Comunicazione interna: il pubblico che spesso dimentichiamo
Ogni cambiamento importante dovrebbe essere compreso anche dentro l'impresa.
Per esempio:
- rebranding;
- nuova strategia;
- nuova linea;
- acquisizione;
- internazionalizzazione;
- cambio organizzativo;
- nuovo posizionamento.
Se il mercato riceve un messaggio che dipendenti e rete vendita non conoscono, la comunicazione esterna rischia di perdere credibilità molto rapidamente.
Crisis Communication
Una crisi non è il momento migliore per decidere:
- chi parla;
- chi approva;
- quali canali usare;
- quali informazioni condividere;
- come rispondere;
- quali stakeholder avvisare.
Una governance della comunicazione dovrebbe definire prima:
- responsabilità;
- escalation;
- portavoce;
- flussi;
- principi;
- strumenti.
Non possiamo prevedere ogni crisi.
Possiamo evitare di improvvisare completamente quando accade.
Corporate Communication nel B2B
Per un'impresa B2B può significare coordinare:
- sito;
- fiere;
- cataloghi;
- presentazioni;
- PR;
- documentazione tecnica;
- social;
- newsletter;
- rete vendita;
- eventi;
- comunicazione interna;
- relazioni istituzionali.
È proprio questa frammentazione a rendere spesso necessaria una regia.
Non serve produrre tutto nello stesso modo.
Serve che qualcuno sappia perché esiste ogni attività e quale ruolo deve avere.
Dal piano alla governance
Una Corporate Communication efficace richiede almeno:
Direzione
Quali obiettivi deve sostenere?
Stakeholder
Chi conta e con quale priorità?
Messaggi
Che cosa deve essere compreso?
Touchpoint
Dove avviene la relazione?
Responsabilità
Chi decide, produce e approva?
KPI
Quali segnali utilizziamo?
Review
Quando verifichiamo e aggiorniamo il sistema?

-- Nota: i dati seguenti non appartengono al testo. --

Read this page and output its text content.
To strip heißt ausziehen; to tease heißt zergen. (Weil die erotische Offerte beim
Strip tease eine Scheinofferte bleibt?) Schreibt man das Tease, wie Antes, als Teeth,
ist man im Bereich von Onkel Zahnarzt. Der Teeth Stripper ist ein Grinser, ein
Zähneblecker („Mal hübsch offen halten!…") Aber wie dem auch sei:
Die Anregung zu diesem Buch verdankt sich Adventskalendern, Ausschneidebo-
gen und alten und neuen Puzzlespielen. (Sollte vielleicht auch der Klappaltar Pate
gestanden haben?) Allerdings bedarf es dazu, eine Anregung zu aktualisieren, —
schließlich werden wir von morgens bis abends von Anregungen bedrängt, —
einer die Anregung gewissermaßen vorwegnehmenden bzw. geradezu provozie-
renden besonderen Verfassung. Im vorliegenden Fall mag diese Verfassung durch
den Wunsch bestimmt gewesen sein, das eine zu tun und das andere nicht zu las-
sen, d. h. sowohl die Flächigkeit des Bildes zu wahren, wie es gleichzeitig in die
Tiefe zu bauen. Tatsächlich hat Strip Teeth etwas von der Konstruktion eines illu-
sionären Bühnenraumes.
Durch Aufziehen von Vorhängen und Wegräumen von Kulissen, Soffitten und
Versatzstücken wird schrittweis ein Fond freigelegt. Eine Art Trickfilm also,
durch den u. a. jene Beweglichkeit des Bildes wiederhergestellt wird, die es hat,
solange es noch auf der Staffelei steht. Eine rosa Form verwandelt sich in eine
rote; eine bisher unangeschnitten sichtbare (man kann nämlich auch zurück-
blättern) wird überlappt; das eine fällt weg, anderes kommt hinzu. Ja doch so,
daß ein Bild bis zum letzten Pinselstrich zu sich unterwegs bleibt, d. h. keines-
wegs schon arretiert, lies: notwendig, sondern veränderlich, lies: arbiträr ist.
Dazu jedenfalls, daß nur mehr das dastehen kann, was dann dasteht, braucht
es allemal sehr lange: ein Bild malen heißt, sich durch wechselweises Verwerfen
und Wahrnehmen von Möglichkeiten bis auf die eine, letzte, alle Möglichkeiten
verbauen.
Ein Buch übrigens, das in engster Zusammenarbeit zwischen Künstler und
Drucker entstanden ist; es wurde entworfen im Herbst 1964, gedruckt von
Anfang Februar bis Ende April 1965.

Questa è la parte che trasforma una serie di attività in comunicazione governata.
Come lavoriamo
1. Analizziamo
Stakeholder, materiali, processi, strumenti e percezione.
2. Definiamo la direzione
Obiettivi, priorità e posizionamento.
3. Costruiamo l'architettura dei messaggi
Corporate, commerciale, interno e stakeholder specifici.
4. Organizziamo i touchpoint
Assegniamo ruoli a strumenti e attività.
5. Coordiniamo
Team interni, specialisti e fornitori.
6. Misuriamo
Leggiamo segnali quantitativi e qualitativi.
7. Aggiorniamo
La comunicazione evolve insieme all'impresa.
Quando serve una regia esterna
Molte imprese possiedono già:
- marketing;
- commerciale;
- fornitori;
- sito;
- campagne;
- eventi;
- contenuti.
Il problema non è aggiungere un altro strumento.
È evitare che ognuno lavori con una propria direzione.